Hey, everyone. So up to this point, we've been spending a lot of time talking about trigonometric functions as well as inverse trigonometric functions. In this video, we're going to be tying these concepts together by talking about how we can use a calculator to solve problems that involve these types of functions. I will say that for certain problems, you're actually going to have to use your calculator to evaluate the function rather than just using the fraction or ratios that we learned about before. This can be pretty complicated, especially when you're not too sure how to use your calculator properly, but that's what we're gonna be going over in this video. I'm going to be walking you through the steps that you need to take to evaluate these types of trigonometric functions and solve these problems. So without further ado, let's get right into things.
For trig functions, you're going to need to use the sine, cosine, and tangent buttons on your calculator, which should look something like this. When dealing with problems where you have to evaluate the trig function on a calculator, you need to make sure you're in the correct mode. The mode button is something that should also be on your calculator. When you press the mode button, you'll be taken to a certain menu, and on this menu, you will have an option to choose between degrees or radians. Depending on which of these you choose is dependent on the type of problem that you're solving, but you need to know when to be in the correct mode for the type of problem. Let's take a look at some examples to make sure that we know how to do this.
Here we have an example which says, find the value of each of the following trigonometric operations and round to the nearest 10th. Keep in mind that the nearest 10th would be the nearest number or the first number after the decimal place. Let's start with example a, where we're asked to find the sine of 37 degrees. Notice in this example, we have a degree sign. Because we have degrees, that means we want to be in degree mode on our calculator. Once you've switched to degree mode, you're going to type in the sine, which is a button on your calculator, and then put 37 within these parentheses. Close the parentheses and then hit enter. Once you click enter on your calculator, rounded to the nearest tenth, you should get about 0.6. So 0.6 would be the decimal approximation for what you get from the sine of 37 degrees, and that's example a.
Now let's take a look at example b, where we're asked to find the tangent of \( \frac{2\pi}{15} \). Notice in this example, we're dealing with pi. Because of this, you actually want to be in radian mode for this example. Go to mode on your calculator, and switch to radians.

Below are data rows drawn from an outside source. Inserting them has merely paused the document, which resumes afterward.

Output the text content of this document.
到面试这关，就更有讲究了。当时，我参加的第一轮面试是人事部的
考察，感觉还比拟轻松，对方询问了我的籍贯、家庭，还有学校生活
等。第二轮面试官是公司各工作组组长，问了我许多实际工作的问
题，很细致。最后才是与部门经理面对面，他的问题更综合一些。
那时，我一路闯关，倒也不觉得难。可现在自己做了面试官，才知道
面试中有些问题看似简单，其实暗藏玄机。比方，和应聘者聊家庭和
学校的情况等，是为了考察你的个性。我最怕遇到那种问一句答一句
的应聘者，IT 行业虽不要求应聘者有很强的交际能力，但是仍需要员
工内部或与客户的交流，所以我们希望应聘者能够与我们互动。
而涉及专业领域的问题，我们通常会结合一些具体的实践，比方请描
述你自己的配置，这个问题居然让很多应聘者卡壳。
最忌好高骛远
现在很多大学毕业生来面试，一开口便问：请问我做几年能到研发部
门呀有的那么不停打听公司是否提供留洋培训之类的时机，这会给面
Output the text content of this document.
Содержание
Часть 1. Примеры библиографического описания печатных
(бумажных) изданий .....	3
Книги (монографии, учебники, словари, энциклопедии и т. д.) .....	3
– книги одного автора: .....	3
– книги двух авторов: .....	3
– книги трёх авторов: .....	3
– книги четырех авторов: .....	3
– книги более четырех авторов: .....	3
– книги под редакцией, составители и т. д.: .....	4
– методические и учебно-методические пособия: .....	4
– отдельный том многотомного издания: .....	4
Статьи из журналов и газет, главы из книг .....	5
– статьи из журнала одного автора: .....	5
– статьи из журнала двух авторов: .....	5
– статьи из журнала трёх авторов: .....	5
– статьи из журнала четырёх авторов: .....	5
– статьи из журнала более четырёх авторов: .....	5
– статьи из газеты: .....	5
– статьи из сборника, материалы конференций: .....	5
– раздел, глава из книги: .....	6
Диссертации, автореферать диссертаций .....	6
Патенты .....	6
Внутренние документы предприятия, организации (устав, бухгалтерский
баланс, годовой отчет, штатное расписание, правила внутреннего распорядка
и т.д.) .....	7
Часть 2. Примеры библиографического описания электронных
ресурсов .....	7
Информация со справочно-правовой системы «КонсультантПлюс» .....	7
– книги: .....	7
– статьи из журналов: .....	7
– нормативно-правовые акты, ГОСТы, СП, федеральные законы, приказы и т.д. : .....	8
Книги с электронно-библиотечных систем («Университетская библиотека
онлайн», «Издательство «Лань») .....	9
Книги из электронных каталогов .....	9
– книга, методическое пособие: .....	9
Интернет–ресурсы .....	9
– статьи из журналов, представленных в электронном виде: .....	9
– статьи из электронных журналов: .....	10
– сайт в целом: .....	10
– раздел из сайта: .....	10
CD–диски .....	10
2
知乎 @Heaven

Once you've done this, find the tangent button on your calculator, and then type in \( 2\pi \) and then divide that by 15. Close the parenthesis and press enter. Once you press enter, you should get about 0.4 rounded to the nearest tenth. So that's going to be the answer for example b.
Now let's take a look at example c, where we're asked to find the secant of 50 degrees. Notice again that we have a degree symbol here, which means we want to be in degree mode for this example. The problem with this situation is we don't have a secant button on our calculator. But if you recall from the reciprocal identities, secant is the same thing as one over cosine. This would be the same as taking 1 and dividing it by the cosine of 50 degrees. Put in 1 into your calculator, and then divide it by the cosine of 50. Close that parenthesis, and then hit enter. When you hit enter on the calculator, you should get an approximate value of 1.55, but rounded to the nearest tenth, we can say that's 1.6. So 1.6 would be the answer for example c.
Let's try example d, where we're asked to find the arctangent of three-fourths. We are asked to find our answer in degrees, so we want to be in the degree mode on our calculator. The arctangent is the same thing as the inverse tangent. Whenever you're dealing with an inverse trig function, you want to press the second button on your calculator. Once you press the second button, then press the associated trigonometric function, which should give you the inverse of that trig function. Go to your calculator, press the second button, and then once you've pressed second, press on tangent. This will give you the inverse tangent. From here, type in \( \frac{3}{4} \), close the parenthesis, and hit enter. You should get an approximate value of 36.9 degrees rounded to the nearest tenth. So 36.9 degrees is the answer for example d.
This is how you can evaluate trigonometric and inverse trigonometric functions on your calculator. I hope you found this video helpful. Thanks for watching, and let me know if you have any questions.